The course begins with measurement and tuning concepts. It reviews how the components of Linux kernel (scheduler, network and IO stacks) and application API (with asynchronous and multi-threaded programming) interact and work together seamlessly as scalable solutions. You will learn how to identify resource contention issues resulting in lower throughput and higher latencies. You’ll also learn how to use the Linux resource management framework (Cgroups, containers) and server virtualization technologies to improve agility in resource provisioning. Additionally, you’ll gain experience simulating production workload for problem isolation and benchmarking.


You will gain hands on experience using the rich set of monitoring and tracing tools available in Linux, including pidstat, iotop, fio, and sysbench, as well as advanced tools to perform full software stack analysis such as systemtap, perf and sysdig.
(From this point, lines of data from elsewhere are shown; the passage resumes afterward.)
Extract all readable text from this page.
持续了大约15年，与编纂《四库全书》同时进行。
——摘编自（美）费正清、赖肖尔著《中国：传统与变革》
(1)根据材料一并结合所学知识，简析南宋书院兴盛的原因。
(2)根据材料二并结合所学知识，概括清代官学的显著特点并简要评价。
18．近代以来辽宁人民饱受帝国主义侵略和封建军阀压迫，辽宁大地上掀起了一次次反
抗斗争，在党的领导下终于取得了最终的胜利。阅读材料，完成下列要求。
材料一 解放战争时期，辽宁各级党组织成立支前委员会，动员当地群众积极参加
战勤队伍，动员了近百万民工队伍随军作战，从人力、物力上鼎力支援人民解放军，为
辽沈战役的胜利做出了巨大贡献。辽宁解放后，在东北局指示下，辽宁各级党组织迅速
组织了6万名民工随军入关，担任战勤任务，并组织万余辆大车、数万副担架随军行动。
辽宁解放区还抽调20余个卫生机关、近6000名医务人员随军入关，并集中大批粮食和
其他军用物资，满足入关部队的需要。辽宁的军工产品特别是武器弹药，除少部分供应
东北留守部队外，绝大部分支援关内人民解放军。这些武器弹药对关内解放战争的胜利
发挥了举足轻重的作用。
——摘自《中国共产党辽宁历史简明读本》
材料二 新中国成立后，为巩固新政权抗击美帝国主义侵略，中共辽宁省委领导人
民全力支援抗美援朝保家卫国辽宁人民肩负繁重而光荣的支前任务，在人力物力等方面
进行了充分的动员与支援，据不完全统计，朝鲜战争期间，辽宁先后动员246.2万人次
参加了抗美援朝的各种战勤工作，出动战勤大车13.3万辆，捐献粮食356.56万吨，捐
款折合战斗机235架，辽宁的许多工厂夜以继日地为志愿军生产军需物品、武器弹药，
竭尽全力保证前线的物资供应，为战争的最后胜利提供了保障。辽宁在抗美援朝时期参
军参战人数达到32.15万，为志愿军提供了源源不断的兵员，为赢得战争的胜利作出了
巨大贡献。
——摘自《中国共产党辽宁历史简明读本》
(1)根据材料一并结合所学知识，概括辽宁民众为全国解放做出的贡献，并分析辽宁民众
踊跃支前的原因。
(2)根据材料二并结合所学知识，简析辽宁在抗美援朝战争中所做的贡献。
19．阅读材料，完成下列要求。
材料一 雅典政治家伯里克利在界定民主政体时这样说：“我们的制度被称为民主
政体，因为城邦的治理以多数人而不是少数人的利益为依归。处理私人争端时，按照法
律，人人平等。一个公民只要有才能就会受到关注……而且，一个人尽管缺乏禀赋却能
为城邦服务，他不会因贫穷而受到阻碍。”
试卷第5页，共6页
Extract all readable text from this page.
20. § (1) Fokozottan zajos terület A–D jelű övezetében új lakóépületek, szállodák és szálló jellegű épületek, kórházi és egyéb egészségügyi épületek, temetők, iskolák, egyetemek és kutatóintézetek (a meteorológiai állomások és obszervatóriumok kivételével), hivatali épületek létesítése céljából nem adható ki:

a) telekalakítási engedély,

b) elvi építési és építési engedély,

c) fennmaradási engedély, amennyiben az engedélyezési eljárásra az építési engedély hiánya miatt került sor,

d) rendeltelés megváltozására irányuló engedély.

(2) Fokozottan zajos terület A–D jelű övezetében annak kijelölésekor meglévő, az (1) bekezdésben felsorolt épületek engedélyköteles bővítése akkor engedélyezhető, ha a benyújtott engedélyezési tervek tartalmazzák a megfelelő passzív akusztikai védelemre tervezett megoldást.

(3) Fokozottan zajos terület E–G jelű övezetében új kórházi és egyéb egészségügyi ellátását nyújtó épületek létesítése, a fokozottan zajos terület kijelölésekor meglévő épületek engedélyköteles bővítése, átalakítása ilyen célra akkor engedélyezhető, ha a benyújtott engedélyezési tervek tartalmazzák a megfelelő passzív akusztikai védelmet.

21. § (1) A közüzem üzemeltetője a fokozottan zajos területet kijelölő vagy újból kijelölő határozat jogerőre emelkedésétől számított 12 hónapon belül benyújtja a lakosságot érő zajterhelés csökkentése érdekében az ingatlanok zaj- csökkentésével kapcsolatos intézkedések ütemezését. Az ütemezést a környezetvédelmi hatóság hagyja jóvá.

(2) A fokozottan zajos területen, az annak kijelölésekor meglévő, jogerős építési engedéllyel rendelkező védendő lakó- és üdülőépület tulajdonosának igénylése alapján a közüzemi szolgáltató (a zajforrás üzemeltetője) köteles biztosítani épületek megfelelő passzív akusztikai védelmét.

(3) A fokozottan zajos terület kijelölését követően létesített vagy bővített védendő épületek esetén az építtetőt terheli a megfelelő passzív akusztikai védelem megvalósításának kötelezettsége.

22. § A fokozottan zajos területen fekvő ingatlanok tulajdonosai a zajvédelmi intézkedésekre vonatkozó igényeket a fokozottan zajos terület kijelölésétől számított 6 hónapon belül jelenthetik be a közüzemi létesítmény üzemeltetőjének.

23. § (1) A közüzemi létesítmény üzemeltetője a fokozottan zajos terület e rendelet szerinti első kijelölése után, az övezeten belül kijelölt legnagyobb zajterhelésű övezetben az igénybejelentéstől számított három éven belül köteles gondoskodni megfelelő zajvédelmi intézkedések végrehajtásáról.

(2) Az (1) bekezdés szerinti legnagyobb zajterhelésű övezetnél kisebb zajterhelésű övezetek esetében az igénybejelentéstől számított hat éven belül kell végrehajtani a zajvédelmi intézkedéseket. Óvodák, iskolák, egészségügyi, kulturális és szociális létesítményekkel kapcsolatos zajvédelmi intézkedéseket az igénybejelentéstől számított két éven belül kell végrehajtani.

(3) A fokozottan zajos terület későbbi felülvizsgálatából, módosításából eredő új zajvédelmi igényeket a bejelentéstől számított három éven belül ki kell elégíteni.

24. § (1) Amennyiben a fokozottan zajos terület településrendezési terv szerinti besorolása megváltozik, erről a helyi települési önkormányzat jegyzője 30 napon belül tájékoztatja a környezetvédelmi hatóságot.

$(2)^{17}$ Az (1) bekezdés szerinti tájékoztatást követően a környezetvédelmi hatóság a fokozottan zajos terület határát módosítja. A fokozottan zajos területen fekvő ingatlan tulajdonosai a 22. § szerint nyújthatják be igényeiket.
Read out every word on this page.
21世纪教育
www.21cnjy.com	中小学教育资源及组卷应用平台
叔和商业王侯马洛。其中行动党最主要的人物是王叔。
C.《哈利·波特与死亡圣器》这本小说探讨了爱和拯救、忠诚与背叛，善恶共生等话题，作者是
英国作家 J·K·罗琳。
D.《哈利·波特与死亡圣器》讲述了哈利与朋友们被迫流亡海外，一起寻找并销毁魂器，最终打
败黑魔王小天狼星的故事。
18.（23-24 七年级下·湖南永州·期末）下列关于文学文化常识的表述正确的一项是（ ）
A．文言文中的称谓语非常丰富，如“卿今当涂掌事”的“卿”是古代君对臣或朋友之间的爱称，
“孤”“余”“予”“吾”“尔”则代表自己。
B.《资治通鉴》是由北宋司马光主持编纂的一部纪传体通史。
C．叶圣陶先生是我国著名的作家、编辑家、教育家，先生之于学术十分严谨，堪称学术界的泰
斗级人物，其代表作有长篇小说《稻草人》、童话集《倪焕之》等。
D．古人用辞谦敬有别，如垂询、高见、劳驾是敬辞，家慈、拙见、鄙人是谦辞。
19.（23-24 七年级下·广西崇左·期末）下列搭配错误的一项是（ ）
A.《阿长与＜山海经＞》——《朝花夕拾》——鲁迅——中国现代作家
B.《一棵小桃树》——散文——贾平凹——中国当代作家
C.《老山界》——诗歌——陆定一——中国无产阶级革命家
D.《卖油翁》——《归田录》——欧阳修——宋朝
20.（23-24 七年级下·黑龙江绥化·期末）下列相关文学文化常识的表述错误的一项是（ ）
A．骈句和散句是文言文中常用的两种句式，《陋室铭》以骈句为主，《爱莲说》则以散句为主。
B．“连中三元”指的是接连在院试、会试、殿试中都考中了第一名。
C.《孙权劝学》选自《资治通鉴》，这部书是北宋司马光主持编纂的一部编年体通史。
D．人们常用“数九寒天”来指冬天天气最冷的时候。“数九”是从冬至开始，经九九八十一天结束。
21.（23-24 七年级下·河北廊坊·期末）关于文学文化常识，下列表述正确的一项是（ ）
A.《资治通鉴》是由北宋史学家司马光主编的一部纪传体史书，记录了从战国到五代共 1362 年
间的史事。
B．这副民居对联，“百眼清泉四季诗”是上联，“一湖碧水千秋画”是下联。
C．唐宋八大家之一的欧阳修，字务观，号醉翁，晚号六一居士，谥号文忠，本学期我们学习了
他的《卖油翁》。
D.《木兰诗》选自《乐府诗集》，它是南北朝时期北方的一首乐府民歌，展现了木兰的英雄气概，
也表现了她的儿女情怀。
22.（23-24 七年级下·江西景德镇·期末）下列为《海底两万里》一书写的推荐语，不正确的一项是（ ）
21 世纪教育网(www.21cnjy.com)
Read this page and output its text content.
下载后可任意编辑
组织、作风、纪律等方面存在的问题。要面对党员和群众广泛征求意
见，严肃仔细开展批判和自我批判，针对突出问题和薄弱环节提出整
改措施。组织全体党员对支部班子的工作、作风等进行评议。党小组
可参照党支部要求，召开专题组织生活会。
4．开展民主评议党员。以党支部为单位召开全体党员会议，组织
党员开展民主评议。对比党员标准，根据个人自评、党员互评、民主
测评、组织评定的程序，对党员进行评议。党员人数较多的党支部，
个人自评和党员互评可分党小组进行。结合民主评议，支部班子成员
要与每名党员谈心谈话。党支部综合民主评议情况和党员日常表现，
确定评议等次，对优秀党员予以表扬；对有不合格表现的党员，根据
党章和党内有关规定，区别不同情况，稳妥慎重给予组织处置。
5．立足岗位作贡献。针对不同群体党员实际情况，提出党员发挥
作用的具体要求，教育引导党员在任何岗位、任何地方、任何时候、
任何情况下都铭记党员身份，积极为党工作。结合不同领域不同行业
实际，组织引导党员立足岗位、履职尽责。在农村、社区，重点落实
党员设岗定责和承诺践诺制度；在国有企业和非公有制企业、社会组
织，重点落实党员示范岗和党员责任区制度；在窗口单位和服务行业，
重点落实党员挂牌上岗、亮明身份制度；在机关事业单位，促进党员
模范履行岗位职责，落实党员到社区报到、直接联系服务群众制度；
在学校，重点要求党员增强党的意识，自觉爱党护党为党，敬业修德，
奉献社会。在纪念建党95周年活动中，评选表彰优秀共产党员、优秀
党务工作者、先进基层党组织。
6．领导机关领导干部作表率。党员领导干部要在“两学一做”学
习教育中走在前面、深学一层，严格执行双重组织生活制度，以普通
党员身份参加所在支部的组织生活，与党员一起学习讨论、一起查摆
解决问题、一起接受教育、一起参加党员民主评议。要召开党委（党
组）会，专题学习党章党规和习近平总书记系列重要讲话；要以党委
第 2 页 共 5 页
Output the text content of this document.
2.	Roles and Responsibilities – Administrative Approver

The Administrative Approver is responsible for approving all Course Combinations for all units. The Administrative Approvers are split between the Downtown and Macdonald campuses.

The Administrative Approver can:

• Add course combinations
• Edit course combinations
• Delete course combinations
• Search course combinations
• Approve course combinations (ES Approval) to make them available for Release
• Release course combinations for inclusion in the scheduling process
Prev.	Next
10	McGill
Students will also be exposed to the key cloud technologies such as data sharding, auto-scaling, Service Oriented Architecture (SOA) and the DevOps model, which allow companies to deploy cloud native services to provide new services at a scale not possible in the data center-based environment.


Topics Include:



  • Linux performance matrices, management and tuning principles

  • Linux kernel (scheduler, network and IO stacks)

  • Application API (with asynchronous and multi-threaded programming)

  • How to use Linux performance monitoring and tracing tools and interpret results

  • How to simulate production workload for problem isolation and benchmarking

  • Finding performance bottlenecks and application latencies via advanced tool sets

  • Industry trends: data sharding and auto-scaling in public and private cloud



NOTE: Students are required to bring their own laptops to do labs in class.